CVE-2023-24058
Summary
| CVE | CVE-2023-24058 |
|---|---|
| State | PUBLIC |
| Assigner | [email protected] |
| Source Priority | CVE Program / NVD first with legacy fallback |
| Published | 2023-01-22 06:15:00 UTC |
| Updated | 2023-01-31 18:15:00 UTC |
| Description | Booked Scheduler 2.5.5 allows authenticated users to create and schedule events for any other user via a modified userId value to reservation_save.php. NOTE: 2.5.5 is a version from 2014; the latest version of Booked Scheduler is not affected. However, LabArchives Scheduler (Sep 6, 2022 Feature Release) is affected. |
Risk And Classification
Problem Types: NVD-CWE-noinfo
NVD Known Affected Configurations (CPE 2.3)
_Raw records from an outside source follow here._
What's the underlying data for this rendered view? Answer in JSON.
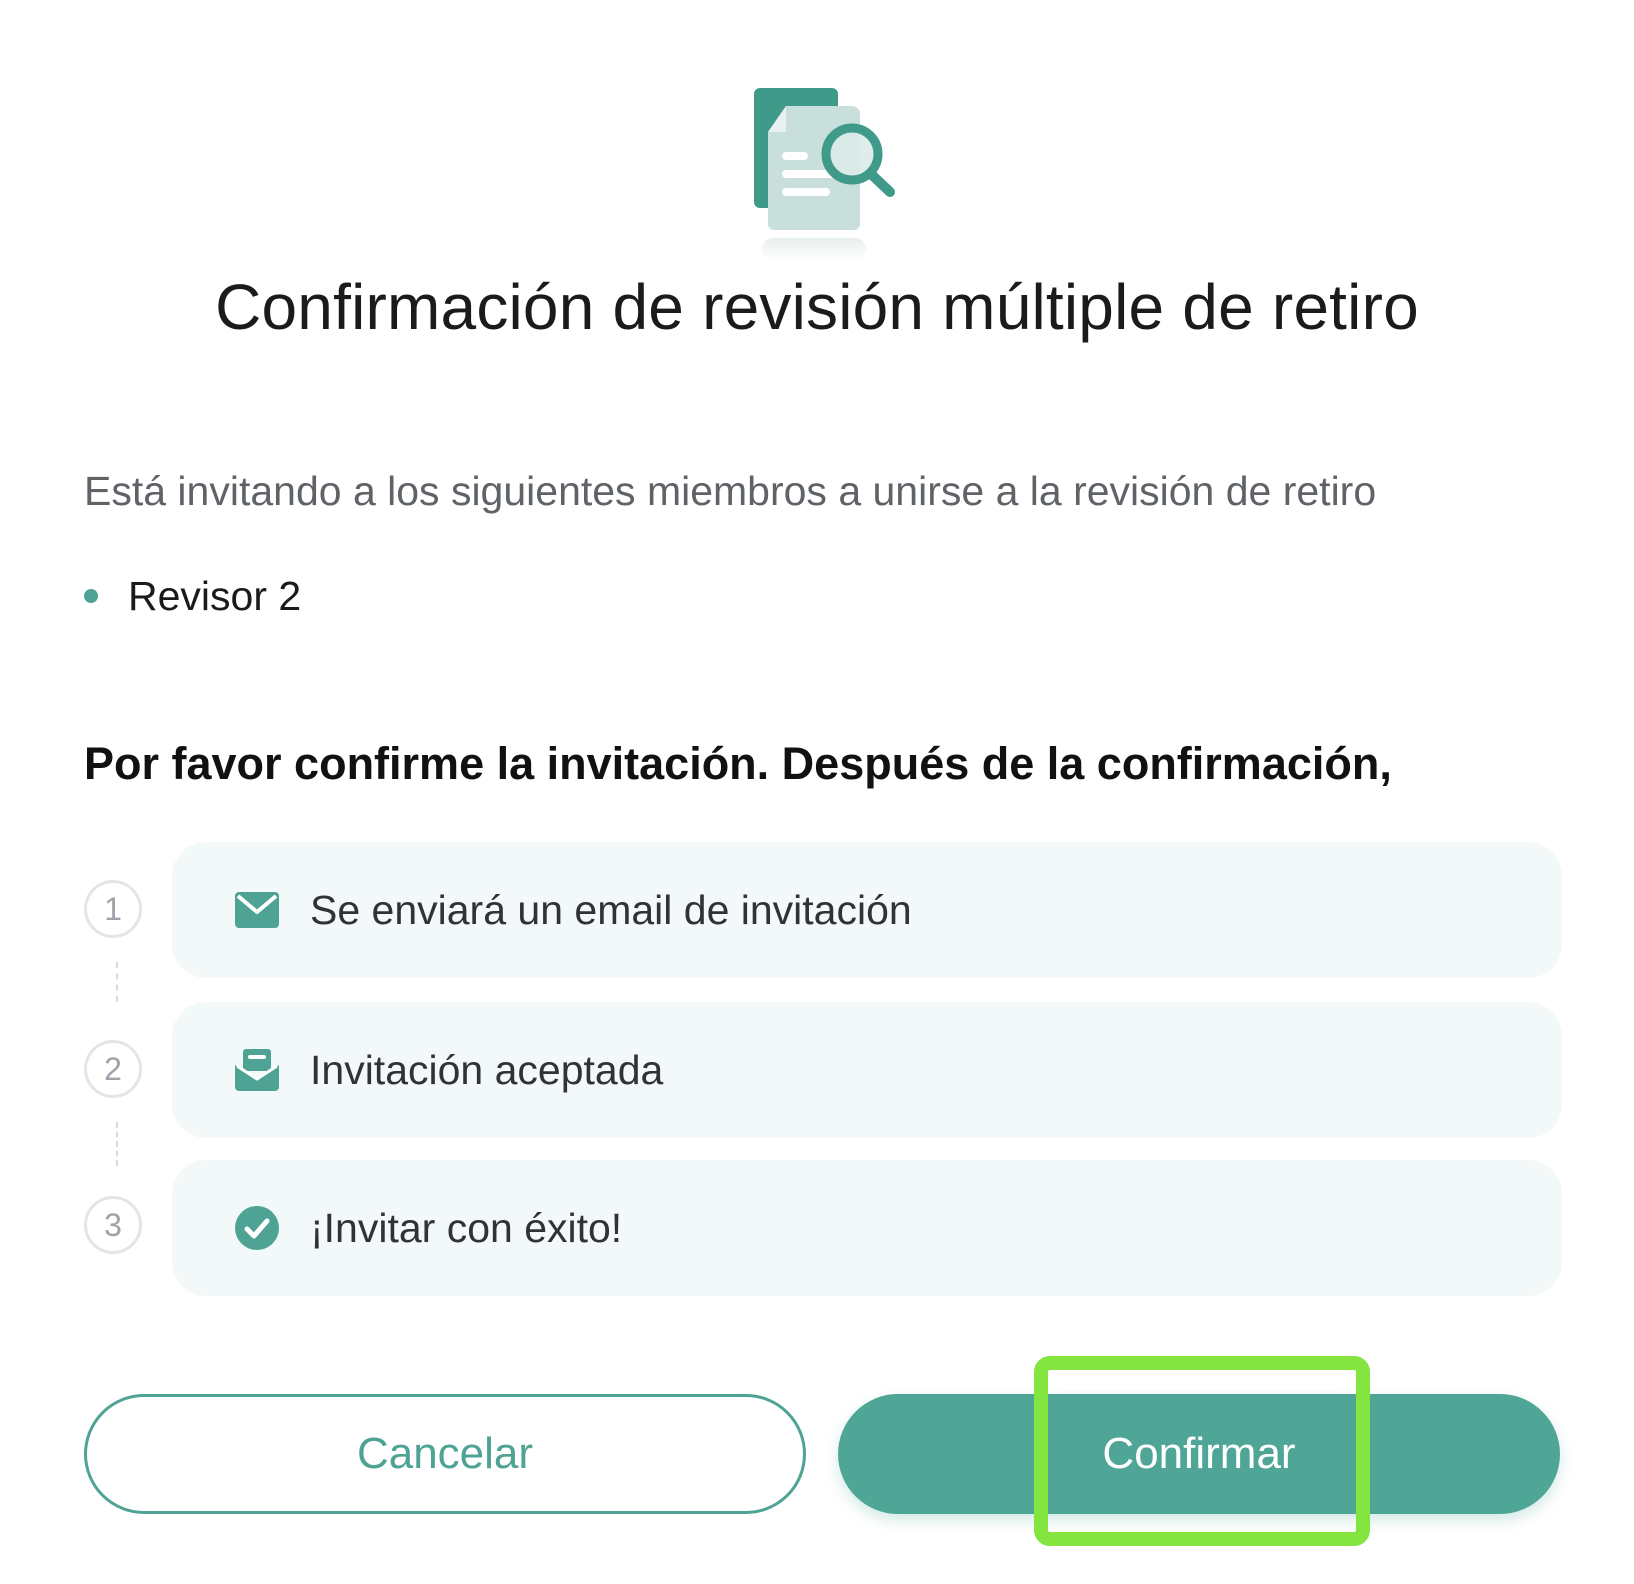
{
  "dialog": {
    "title": "Confirmación de revisión múltiple de retiro",
    "intro": "Está invitando a los siguientes miembros a unirse a la revisión de retiro",
    "members": [
      "Revisor 2"
    ],
    "confirm_note": "Por favor confirme la invitación. Después de la confirmación,",
    "steps": [
      {
        "number": "1",
        "icon": "envelope-icon",
        "label": "Se enviará un email de invitación"
      },
      {
        "number": "2",
        "icon": "open-envelope-icon",
        "label": "Invitación aceptada"
      },
      {
        "number": "3",
        "icon": "check-circle-icon",
        "label": "¡Invitar con éxito!"
      }
    ],
    "buttons": {
      "cancel": "Cancelar",
      "confirm": "Confirmar"
    }
  },
  "colors": {
    "accent": "#4fa696",
    "highlight": "#84e540",
    "card_bg": "#f3f8f8"
  },
  "hero_icon": "document-search-icon"
}
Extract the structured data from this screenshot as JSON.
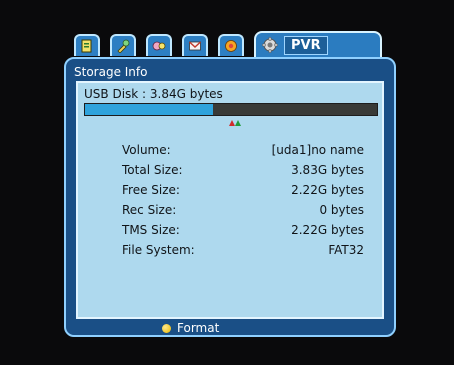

| Type | Vendor | Product | Version | Update | Edition | Language |
|---|---|---|---|---|---|---|
| Application | Twinkletoessoftware | Booked | 2.5.5 | All | All | All |
References
| Reference | Source | Link | Tags |
|---|---|---|---|
| 2022 Feature Releases - LabArchives | MISC | www.labarchives.com | |
| app/ReservationSavePage.php at 0a6cb1a9eb84835553c8caf93db2791f8655140f · LibreBooking/app · GitHub | MISC | github.com | |
| Tags · LibreBooking/app · GitHub | MISC | github.com | |
| Booked - LIMSWiki | MISC | www.limswiki.org | |
| Booked Scheduler v2.5.5 Vulnerability - theB10G | MISC | s1n1st3r.gitbook.io | |
| Big Changes for Booked Scheduler – Booked | MISC | www.bookedscheduler.com | |
| app/reservation_save.php at 0a6cb1a9eb84835553c8caf93db2791f8655140f · LibreBooking/app · GitHub | MISC | github.com | |
| CVE Program record | CVE.ORG | www.cve.org | canonical |
| NVD vulnerability detail | NVD | nvd.nist.gov | canonical, analysis |
No vendor comments have been submitted for this CVE.
There are currently no legacy QID mappings associated with this CVE.